Le sel est une odeur particulière dans ce genre de moment, où l’on devine que
ce qui va suivre ne sera pas simple. Je suis tout nu, dans un lieu où je
devrais porter un trois pièces.
Il faudra
nager pour rejoindre la plage et, avant tout, surmonter la zone d’impacts, là
où les lignes d’eau viennent se briser.
Yann n’est
pas loin et je lui dis que ça fait chier. Je nage et, dans mon bon droit, me
prend toute la série en pleine poire. Les lames atlantiques me traitent comme
un homme, m’envoient au fond, me font tourner dans l’onde comme un brin de
paille au vent.
Bien sûr, je
rejoins vite la frontière de sable. La Weber s’amuserait presque dans la dune,
qu’Ethan maltraite avec un entrain sans faille. Valérie vient me voir, me
demande comment je vais. Je recherche mon souffle.
Je casserai
un deuxième leash ce jour-là, une exclusivité véritable dans mon parcours de
surfeur. J’irai en acheter un à Montalivet, chez Philippe, après avoir tenté le
surf shop de la rue principale de Soulac, demeuré portes closes, une mauvaise
surprise.
Je
rejoindrai au dernier pic Sud Yann, Douille, Eric, Stéphane et un autre surfeur
dont j’ai oublié le prénom. Des quarantenaires, pour la plupart. Des vieux
mecs, dont je ferai bientôt partie.
Je surferai
la dernière heure, lorsque la mer se sera retirée. La houle aura alors
significativement baissé.

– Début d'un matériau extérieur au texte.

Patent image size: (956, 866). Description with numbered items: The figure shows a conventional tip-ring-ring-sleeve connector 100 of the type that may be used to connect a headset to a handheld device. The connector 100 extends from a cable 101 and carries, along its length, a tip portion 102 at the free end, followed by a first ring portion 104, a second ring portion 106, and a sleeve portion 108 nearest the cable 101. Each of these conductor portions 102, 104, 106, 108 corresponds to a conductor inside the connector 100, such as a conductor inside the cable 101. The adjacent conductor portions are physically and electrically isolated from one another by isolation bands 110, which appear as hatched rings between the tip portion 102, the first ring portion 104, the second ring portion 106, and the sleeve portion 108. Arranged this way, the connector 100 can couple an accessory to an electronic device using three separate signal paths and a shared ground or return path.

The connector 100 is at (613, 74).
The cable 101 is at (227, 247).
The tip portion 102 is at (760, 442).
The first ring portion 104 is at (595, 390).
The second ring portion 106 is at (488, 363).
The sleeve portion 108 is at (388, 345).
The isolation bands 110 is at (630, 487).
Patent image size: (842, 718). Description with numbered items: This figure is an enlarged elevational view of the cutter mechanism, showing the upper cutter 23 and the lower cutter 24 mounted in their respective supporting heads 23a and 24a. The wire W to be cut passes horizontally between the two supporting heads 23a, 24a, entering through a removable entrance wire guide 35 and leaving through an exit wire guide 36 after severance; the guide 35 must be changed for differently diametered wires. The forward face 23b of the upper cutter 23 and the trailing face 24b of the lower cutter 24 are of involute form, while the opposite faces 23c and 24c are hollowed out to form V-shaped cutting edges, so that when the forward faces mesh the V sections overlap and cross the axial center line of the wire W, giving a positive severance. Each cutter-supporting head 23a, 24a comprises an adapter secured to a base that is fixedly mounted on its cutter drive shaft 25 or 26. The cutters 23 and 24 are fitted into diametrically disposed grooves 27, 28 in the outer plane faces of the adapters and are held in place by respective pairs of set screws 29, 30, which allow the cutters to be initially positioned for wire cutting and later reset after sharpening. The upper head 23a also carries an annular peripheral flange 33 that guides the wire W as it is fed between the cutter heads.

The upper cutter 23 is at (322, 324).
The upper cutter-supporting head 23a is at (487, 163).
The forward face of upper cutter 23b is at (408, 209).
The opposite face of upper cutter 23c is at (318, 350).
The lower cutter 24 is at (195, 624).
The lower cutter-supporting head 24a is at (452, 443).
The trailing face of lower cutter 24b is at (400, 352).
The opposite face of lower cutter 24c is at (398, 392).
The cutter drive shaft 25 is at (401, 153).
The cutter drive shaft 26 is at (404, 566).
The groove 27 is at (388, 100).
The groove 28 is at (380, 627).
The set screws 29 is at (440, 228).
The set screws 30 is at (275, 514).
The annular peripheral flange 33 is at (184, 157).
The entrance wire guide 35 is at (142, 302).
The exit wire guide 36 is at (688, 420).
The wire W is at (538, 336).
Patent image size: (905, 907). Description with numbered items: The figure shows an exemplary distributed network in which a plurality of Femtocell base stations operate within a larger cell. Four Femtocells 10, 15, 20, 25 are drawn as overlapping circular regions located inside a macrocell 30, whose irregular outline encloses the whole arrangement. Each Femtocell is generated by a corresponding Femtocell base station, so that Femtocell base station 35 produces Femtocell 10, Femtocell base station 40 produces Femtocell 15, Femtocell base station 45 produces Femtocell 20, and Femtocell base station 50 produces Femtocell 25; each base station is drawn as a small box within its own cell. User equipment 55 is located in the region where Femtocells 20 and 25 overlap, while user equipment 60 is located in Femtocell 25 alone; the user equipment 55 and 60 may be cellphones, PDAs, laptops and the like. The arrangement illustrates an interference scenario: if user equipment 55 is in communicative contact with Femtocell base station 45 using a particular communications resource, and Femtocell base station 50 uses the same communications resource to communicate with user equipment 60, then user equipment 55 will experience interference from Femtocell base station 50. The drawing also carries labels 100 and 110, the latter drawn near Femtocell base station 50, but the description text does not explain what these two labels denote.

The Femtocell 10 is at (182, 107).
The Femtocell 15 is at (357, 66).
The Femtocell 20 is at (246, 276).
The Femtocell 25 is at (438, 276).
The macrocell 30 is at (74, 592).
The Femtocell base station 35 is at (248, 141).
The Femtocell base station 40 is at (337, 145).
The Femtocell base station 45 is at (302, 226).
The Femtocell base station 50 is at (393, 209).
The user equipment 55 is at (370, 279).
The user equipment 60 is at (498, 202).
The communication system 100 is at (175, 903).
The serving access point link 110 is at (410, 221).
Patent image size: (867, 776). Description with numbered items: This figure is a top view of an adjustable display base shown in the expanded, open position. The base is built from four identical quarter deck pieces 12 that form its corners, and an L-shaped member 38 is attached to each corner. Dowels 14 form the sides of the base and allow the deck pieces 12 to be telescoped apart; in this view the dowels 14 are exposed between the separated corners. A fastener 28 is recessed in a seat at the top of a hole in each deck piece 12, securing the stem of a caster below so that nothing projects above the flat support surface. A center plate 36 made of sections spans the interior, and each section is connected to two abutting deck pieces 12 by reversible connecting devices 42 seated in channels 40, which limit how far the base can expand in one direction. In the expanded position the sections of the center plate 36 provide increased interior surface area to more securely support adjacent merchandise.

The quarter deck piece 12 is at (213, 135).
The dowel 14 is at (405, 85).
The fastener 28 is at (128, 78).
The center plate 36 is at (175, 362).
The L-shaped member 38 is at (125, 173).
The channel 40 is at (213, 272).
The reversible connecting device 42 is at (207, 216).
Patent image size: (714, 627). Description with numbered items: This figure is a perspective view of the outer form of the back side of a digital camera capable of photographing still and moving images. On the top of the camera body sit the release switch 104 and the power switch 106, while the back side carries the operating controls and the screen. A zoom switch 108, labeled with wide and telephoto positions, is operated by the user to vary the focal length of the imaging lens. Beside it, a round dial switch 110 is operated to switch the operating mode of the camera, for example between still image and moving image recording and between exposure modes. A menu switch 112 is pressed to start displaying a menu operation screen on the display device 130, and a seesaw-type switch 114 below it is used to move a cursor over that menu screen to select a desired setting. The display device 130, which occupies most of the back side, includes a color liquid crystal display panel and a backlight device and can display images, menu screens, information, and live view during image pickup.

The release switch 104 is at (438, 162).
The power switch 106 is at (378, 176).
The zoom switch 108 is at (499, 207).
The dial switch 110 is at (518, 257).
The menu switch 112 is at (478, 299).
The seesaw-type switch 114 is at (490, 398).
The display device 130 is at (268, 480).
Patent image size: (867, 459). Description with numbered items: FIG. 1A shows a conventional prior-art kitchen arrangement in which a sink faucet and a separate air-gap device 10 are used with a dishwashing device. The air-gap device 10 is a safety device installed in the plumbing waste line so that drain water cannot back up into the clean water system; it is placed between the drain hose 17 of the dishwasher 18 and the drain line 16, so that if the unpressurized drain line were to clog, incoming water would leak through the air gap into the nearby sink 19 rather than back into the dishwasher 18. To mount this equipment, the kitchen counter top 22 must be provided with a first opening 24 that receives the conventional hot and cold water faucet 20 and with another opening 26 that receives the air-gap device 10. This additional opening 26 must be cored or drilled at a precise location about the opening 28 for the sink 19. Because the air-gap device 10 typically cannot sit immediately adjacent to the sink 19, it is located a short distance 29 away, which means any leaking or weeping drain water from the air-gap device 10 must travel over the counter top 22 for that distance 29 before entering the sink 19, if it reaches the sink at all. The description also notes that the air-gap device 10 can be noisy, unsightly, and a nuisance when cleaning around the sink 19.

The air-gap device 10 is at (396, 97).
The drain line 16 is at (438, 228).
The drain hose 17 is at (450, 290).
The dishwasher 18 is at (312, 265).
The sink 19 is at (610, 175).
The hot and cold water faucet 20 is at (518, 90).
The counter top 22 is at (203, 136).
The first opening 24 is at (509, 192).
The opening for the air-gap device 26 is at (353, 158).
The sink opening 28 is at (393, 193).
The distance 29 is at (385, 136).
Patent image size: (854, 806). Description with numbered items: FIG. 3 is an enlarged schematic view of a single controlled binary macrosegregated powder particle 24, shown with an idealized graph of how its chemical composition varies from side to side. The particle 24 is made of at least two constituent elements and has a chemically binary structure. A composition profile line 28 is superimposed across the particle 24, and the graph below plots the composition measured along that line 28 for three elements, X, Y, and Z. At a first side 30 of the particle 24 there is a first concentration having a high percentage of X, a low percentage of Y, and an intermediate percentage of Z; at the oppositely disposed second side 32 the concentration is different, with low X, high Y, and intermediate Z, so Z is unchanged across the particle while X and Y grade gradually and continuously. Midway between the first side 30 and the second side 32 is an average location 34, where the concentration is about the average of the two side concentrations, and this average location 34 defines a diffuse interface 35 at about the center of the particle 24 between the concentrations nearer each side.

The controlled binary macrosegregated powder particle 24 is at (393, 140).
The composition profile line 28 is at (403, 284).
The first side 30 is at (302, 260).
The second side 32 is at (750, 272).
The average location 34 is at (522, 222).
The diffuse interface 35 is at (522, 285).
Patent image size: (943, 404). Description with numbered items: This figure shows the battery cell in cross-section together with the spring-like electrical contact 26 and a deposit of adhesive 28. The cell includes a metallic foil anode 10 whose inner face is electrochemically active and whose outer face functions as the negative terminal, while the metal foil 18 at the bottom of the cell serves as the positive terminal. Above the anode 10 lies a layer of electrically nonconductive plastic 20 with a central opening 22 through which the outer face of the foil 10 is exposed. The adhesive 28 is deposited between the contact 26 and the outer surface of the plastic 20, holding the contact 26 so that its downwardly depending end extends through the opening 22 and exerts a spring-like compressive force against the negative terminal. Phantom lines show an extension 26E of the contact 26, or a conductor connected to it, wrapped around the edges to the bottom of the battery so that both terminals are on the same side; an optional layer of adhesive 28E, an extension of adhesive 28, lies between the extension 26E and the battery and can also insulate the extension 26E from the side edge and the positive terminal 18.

Je prendrai sept vagues avec la Free, venue changer
la donne d’une Weber qui ne m’aura pas porté chance.
Le soleil
viendra bientôt caresser la Ligne. Il l’embrasera, comme il le fait pour nos
âmes, à chaque nouvelle fois. Dans les derniers instants, on verra même des
couleurs qui n’existent pas vraiment.
Et les fresques
du ciel et de l’océan vivront dans nos yeux.
Une histoire
de surf se construit ainsi, patiemment, tandis que les années filent, que les
expériences se renouvellent, se réinventent, venant densifier la viscérale
matière de toutes leurs précédentes. Ce
que nous sommes devenus, une part de ce que nous deviendrons, nichent dans
chaque nouvelle vague surfée.
Dans
l’ardeur retentissante des houles automnales de l’Atlantique, c’est bien l’histoire
de nos vies qui nous est contée, dans la couleur de nos musiques.
Lorsque je
regarde cette vague, c’est bien une part de nous que je vois, une part de ce
que nous sommes, une certaine façon d’appréhender le sens de notre aventure
ici-bas. En elle, vit la pulsation du monde, ce qu’on tente chaque jour avec
lui.
Elle est cette
improvisation tribale que nous avons partagée avec Yann, une heureuse
survenance parmi les nuits froides et incertaines.
Elle est
notre devenir, cette question que nous posons tous, lorsque le moment vient à
point nommé : qu’est-ce qui nous arrêtera, au bout du compte ?
Sûrement pas
la mort de Lou Reed.
4 commentaires:
Très beau texte Bro !
Merci bro :)
Comme toujours, vous nous livrez un texte plein de poésie et un récit toujours riche, intense qui me ferai presque regretter de ne pas avoir vécu cette nuit avec vous, alors que vous avez réalisé que "La magie ne se trouve pas dans la performance, mais dans l’instant lui-même..."
Je devine vos "fous-rires innombrables", " la table de longs repas, arrosés de vins, de bières et de belles histoires." Vos mots sont une invitation et décidément oui, j'aurais aimé en être. C'est là, toute la magie de votre texte. Je peux vous voir surfer la dernière heure et surtout voir le soleil embrasser la ligne "comme il le fait pour nos âmes".
Je ne connais ni le surf, ni l'univers qui l'entoure, mais une chose est sûre, je rêve à présent d'admirer "les fresques du ciel et de l’océan..."
L.
Merci pour votre long commentaire bienveillant, vous me livrez quant à vous une superbe matière de lectrice. Merci mille fois.